The Evolution of My Handwriting

To show you how much I have changed over the years, I will share with you the dramatic evolution of my handwriting. I am not going to put much effort on analyzing my own writing. But just in case you want to analyze it, I am left handed (not sure if it matters).

2012: Early Photography Years; Sociology, History and Psychology of Fashion




-I began to write with thicker pen tips which obscures my lower case letters.
-Slight left slant already apparent.
-Certain letters already connects with each other.
-Capitals has some vertical height.


2013: Late Photography Years; First Critical Theory Book



-Not have much have changed from previous year.

2014-2015: Media Studies, Jean Baudrillard and Cultural Criticism




-Notice the inconsistent horizontal spacing and the cramping of words.
-Inconsistent writing between words in general.
-Letters begins to connect with each other more.
-Lower case letters gets smaller.
-Upper and lower zones becomes larger.
-The beginning of skipping unimportant letters of words.
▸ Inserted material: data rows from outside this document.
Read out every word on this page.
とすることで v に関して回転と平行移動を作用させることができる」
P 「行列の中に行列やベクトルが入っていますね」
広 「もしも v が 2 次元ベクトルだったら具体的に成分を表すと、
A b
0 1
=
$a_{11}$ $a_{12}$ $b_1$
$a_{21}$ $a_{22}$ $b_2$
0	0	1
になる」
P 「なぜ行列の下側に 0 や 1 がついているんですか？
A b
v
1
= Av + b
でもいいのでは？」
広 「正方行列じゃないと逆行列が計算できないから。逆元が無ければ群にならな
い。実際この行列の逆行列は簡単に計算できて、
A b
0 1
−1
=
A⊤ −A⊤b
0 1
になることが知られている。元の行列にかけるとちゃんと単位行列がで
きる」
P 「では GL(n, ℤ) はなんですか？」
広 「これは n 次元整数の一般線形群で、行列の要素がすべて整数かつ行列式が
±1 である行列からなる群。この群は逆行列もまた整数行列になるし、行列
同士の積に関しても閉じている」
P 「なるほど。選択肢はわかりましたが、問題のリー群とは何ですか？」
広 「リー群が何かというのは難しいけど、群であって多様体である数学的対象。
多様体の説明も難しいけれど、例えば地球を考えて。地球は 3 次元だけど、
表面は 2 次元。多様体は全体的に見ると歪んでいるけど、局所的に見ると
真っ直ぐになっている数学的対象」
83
2015-Present: Deconstruction and Critical Film Theory




By now, I have written nearly (probably over) one thousand pages of notes. Obviously, my handwriting became a lot more “explosive” with a noticeable left slant, exaggerated upper / lower zones, long “t” crosses, etc. You might think this is illegible, but I can actually read it very well (except for a few weird / unique words). I did not write these notes with the intention for others to read – but this is how I write. In a situation where my handwriting needs to be read by others, I will try to write in a legible way (lol).

I think a lot faster than I can write. Therefore, writing “legibly” in the conventional sense restricts me from unleashing my fluid chain of thoughts. I often think so quick that I will forget what I was thinking about moments after. Some says my writing became more sloppy, lazy and unreadable (like a doctor’s handwriting), others think it shows more character. One thing for sure: my handwriting draws a lot of attention in classrooms and cafes. 

My relentless passion for asking dumb questions allowed me to go from general fashion theories to something as obscure and difficult as deconstruction. Nothing is simple once you realize that one plus one equals to at least three.